Éxodo y tierra prometida: Un silencio de varios siglos
En el último capítulo del Génesis, asistimos a los
funerales de José, al que la
Biblia presenta como uno de los doce hijos de Jacob. No hay
que ver allí un informe de una situación familiar precisa y de los doce hijos reunidos
bajo la autoridad del viejo patriarca. Al presentar esa imagen de los orígenes
comunes de las doce tribus, el autor sagrado procuraba más bien fortalecer su
unidad siempre tambaleante. Ese escritor del tiempo de Salomón no tenía los
medios para reconstituir el contexto exacto dentro del cual había evolucionado
José, su héroe, e incluso, hay muchos anacronismos en su relato, como por
ejemplo los nombres egipcios que cita (Sophnat-Panéah, Asnat, Poti-Phéra), que
son del siglo 11. Sin embargo, la imagen que presenta de las relaciones entre
el faraón, José y los hijos de Jacob corresponde con bastante exactitud a la
situación que había vivido Egipto en el siglo 17, la probable época en que
vivió el patriarca, cuando Egipto acababa de caer bajo el dominio de príncipes
extranjeros venidos de Palestina.
La historia de José conserva el recuerdo de
frecuentes incursiones de nómadas impulsados por el hambre a las tierras de
cultivo del delta. Deja también traslucir cómo algunos “asiáticos” de origen
tal vez muy modesto, llegaron a ocupar puestos de alta responsabilidad durante
el período de los Hicsos.
El Éxodo de Moisés
Grandes faraones, Tutmosis I y Tutmosis II
devuelven al Egipto reunificado la gloria y la autoridad perdidas. Pero
Aknatón, el singular Faraón místico, deja sumido al país del Nilo en una crisis
terrible; el clero de Amón se opone ferozmente al culto de Atón impuesto por el
soberano, en el mismo momento en que las provincias exteriores se rebelan. Es
necesaria toda la energía de Horemheb, general en jefe de los ejércitos de
Tutankamón, y el apoyo incondicional del clero de Tebas para arrancar a Egipto
del abismo y devolverle con la 19ª dinastía una nueva y última hora de gloria.

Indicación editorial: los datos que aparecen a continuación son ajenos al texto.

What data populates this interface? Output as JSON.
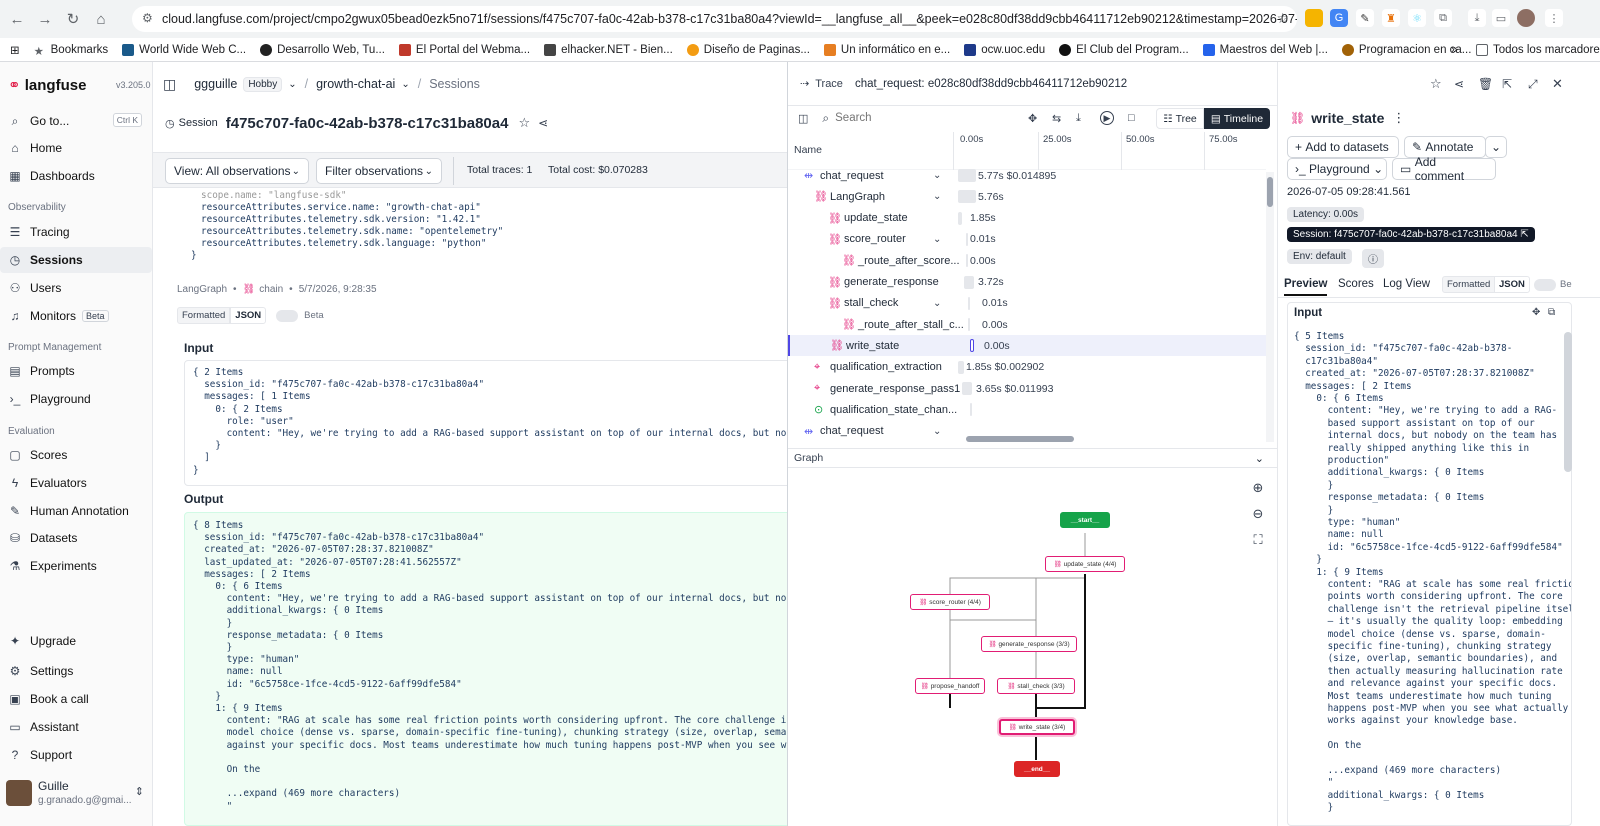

Sethi y su hijo Ramsés II construyen fortificaciones en la frontera oriental y
en la ruta del mar, y la capital se desplaza al delta. Todas esas
construcciones requieren de mano de obra numerosa, la que se recluta de buen o
mal grado entre los nómadas que se habían quedado después de la expulsión de
los Hicsos o que habían vuelto aprovechando el debilitamiento de Egipto en el
siglo anterior.
Fue entonces cuando algunos de esos clanes
salieron al desierto bajo el pretexto de ofrecer un sacrificio conforme a sus
costumbres ancestrales, y se fugaron. Bajo la conducción de Moisés, evitando el
camino más directo pero también más controlado por Egipto, el camino del mar,
se sumergen en las sendas utilizadas por los convoyes de prisioneros condenados
al trabajo de las minas de turquesa de Serabit-el-Khadim, y llegan hasta el macizo
granítico del sur de la península. Fue en el transcurso de ese largo camino
cuando Dios multiplicó para ellos las señales de su fidelidad. Los libros del
Éxodo y de los Salmos nos cuentan bajo diferentes formas las maravillas de Dios
a orillas del Mar al que el texto bíblico llama Mar de las Cañas.
La elección de Israel
Los textos bíblicos otorgan a la salida de Egipto
una importancia capital, que es expresada así por el Deuteronomio: “Nunca hubo
un Dios que fuera a buscarse un pueblo y lo sacara de en medio de otro pueblo,
a fuerza de pruebas y de señales” (Dt 4,34). Se trata en ese momento de un
verdadero alumbramiento. Dios hace nacer un pueblo nuevo e Israel recordará en
adelante la salida de Egipto como el día de su nacimiento como pueblo de Dios.
La salida de Egipto irá ligada a la revelación del
Horeb, la que dará a ese pueblo recién nacido su verdadera identidad: Yavé se
ha ligado a ti, y te ha elegido… por el amor que te tiene y para cumplir el
juramento hecho a tus padres. Por eso, Yavé, con mano firme, te sacó de la
esclavitud y del poder de Faraón, rey de Egipto (Dt 7,7).